If you're like me, you hunt hard for several weeks during the tracking season. If we end up with tracking snow, I may hunt for 30 days over 6 weeks. Averaging somewhere between 5-10 miles per day means that the stress on my legs accumulates, my body gets fatigued and my mind can lose its edge. As the season begins to wind down, I feel it. As I get older, this is only more noticeable. While the best remedy is a good training regimen ahead of the season, there are things that can be done to keep you in the game throughout the season as well as help you recover after the season is over.

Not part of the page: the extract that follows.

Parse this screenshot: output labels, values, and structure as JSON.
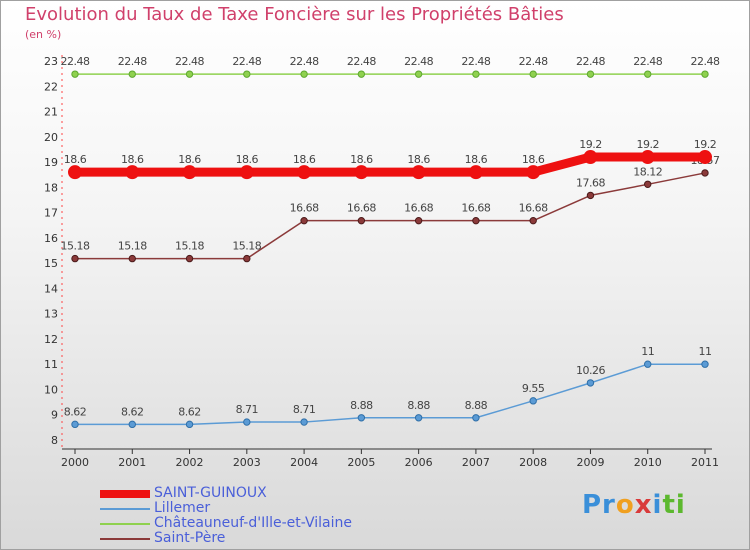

Hydrate, Sleep, and Good Food

It is hard to rank what is more important during the season, hydration or sleep. So I rank them equally. Getting plenty of fluid into your body before, during, and after the tracking day is essential for how you will hunt the next day. Water taken on around meal times is the best way to stay hydrated. If you're going to chug a lot of fluid to play catch up, it is best to do so utilizing some sort of recovery or sports drink. Cramping, headaches, and an elevated heart rate are signs of dehydration. You should be urinating a light colored fluid every 2-4 hours. If your output is dark or you urinate infrequently during the day, you should probably up that fluid intake. For the resting side of the equation, sleep is essential. We trackers are often up early, so going to bed early is essential. Sleep allows the body to heal from the rigors of the day. It is essential for your brain as well- the stress of being intensely focused for most of the day can weigh heavily on your mind. Try to get 6-8 hours of sleep at a minimum.